Search code examples
pytorchbackpropagationautograd

Why do we need clone the grad_output and assign it to grad_input when defining a ReLU autograd function?


I'm walking through the autograd part of pytorch tutorials. I have two questions:

  1. Why do we need clone the grad_output and assign it to grad_input other than simple assignment during backpropagation?
  2. What's the purpose of grad_input[input < 0] = 0? Does it mean we don't update the gradient when input less than zero?

Here's the code:

class MyReLU(torch.autograd.Function):
    @staticmethod
    def forward(ctx, input):
        """
        In the forward pass we receive a Tensor containing the input and return
        a Tensor containing the output. ctx is a context object that can be used
        to stash information for backward computation. You can cache arbitrary
        objects for use in the backward pass using the ctx.save_for_backward method.
        """
        ctx.save_for_backward(input)
        return input.clamp(min=0)

    @staticmethod
    def backward(ctx, grad_output):
        """
        In the backward pass we receive a Tensor containing the gradient of the loss
        with respect to the output, and we need to compute the gradient of the loss
        with respect to the input.
        """
        input, = ctx.saved_tensors
        grad_input = grad_output.clone()
        grad_input[input < 0] = 0
        return grad_input

Link here: https://pytorch.org/tutorials/beginner/pytorch_with_examples.html#pytorch-defining-new-autograd-functions

Thanks a lot in advance.


Solution

  • Why do we need clone the grad_output and assign it to grad_input other than simple assignment during backpropagation?

    tensor.clone() creates a copy of tensor that imitates the original tensor's requires_grad field. clone is a way to copy the tensor while still keeping the copy as a part of the computation graph it came from.

    So, grad_input is part of the same computation graph as grad_output and if we compute the gradient for grad_output, then the same will be done for grad_input.

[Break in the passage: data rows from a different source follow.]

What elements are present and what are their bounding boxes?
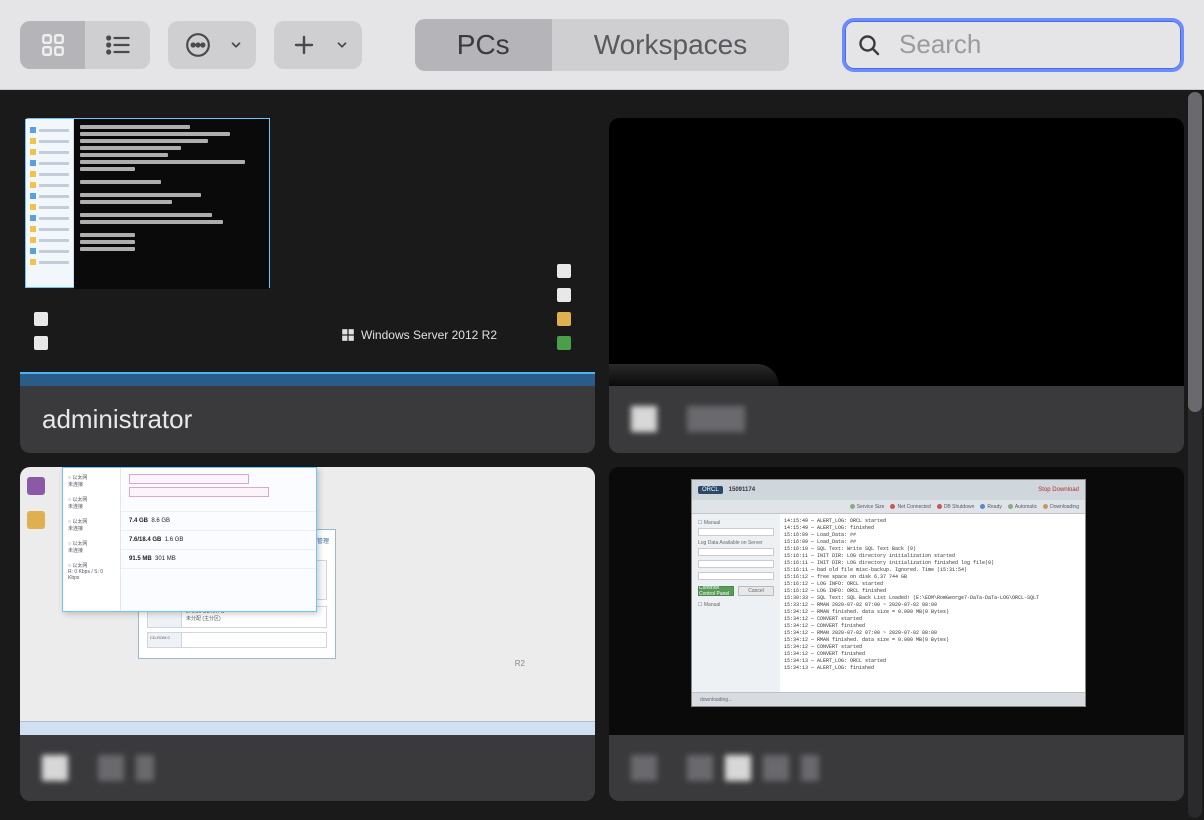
chevron-down-icon bbox=[335, 38, 349, 52]
connection-card[interactable] bbox=[609, 118, 1184, 453]
connection-thumbnail: Windows Server 2012 R2 bbox=[20, 118, 595, 386]
tab-pcs[interactable]: PCs bbox=[415, 19, 552, 71]
connection-card[interactable]: Windows Server 2012 R2 administrator bbox=[20, 118, 595, 453]
connection-label-redacted bbox=[609, 735, 1184, 801]
connection-thumbnail: 磁盘管理 276.06 GB NTFS未分配 (主分区) CD-ROM 0 bbox=[20, 467, 595, 735]
view-mode-group bbox=[20, 21, 150, 69]
scrollbar-thumb[interactable] bbox=[1188, 92, 1202, 412]
connection-thumbnail bbox=[609, 118, 1184, 386]
toolbar: PCs Workspaces bbox=[0, 0, 1204, 90]
thumbnail-os-brand: Windows Server 2012 R2 bbox=[361, 328, 497, 342]
plus-icon bbox=[292, 33, 316, 57]
list-icon bbox=[104, 31, 132, 59]
add-button[interactable] bbox=[280, 21, 328, 69]
search-field-wrapper[interactable] bbox=[842, 18, 1184, 72]
connection-label: administrator bbox=[20, 386, 595, 453]
connection-label-redacted bbox=[20, 735, 595, 801]
search-input[interactable] bbox=[899, 29, 1204, 60]
ellipsis-circle-icon bbox=[185, 32, 211, 58]
grid-icon bbox=[40, 32, 66, 58]
connection-label-redacted bbox=[609, 386, 1184, 452]
list-view-button[interactable] bbox=[85, 21, 150, 69]
more-menu-group bbox=[168, 21, 256, 69]
search-icon bbox=[857, 33, 881, 57]
tab-workspaces[interactable]: Workspaces bbox=[552, 19, 790, 71]
scrollbar[interactable] bbox=[1188, 92, 1202, 818]
more-dropdown-button[interactable] bbox=[222, 21, 250, 69]
connections-grid: Windows Server 2012 R2 administrator bbox=[20, 118, 1184, 801]
connection-thumbnail: ORCL 15091174 Stop Download Service Size… bbox=[609, 467, 1184, 735]
add-dropdown-button[interactable] bbox=[328, 21, 356, 69]
add-menu-group bbox=[274, 21, 362, 69]
connection-card[interactable]: 磁盘管理 276.06 GB NTFS未分配 (主分区) CD-ROM 0 bbox=[20, 467, 595, 801]
grid-view-button[interactable] bbox=[20, 21, 85, 69]
connection-card[interactable]: ORCL 15091174 Stop Download Service Size… bbox=[609, 467, 1184, 801]
connections-grid-container: Windows Server 2012 R2 administrator bbox=[0, 90, 1204, 820]
section-segmented-control: PCs Workspaces bbox=[415, 19, 789, 71]
more-button[interactable] bbox=[174, 21, 222, 69]
chevron-down-icon bbox=[229, 38, 243, 52]
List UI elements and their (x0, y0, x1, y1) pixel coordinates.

    Since we make changes in grad_input, we clone it first.

    What's the purpose of 'grad_input[input < 0] = 0'? Does it mean we don't update the gradient when input less than zero?

    This is done as per ReLU function's definition. The ReLU function is f(x)=max(0,x). It means if x<=0 then f(x)=0, else f(x)=x. In the first case, when x<0, the derivative of f(x) with respect to x is f'(x)=0. So, we perform grad_input[input < 0] = 0. In the second case, it is f'(x)=1, so we simply pass the grad_output to grad_input (works like an open gate).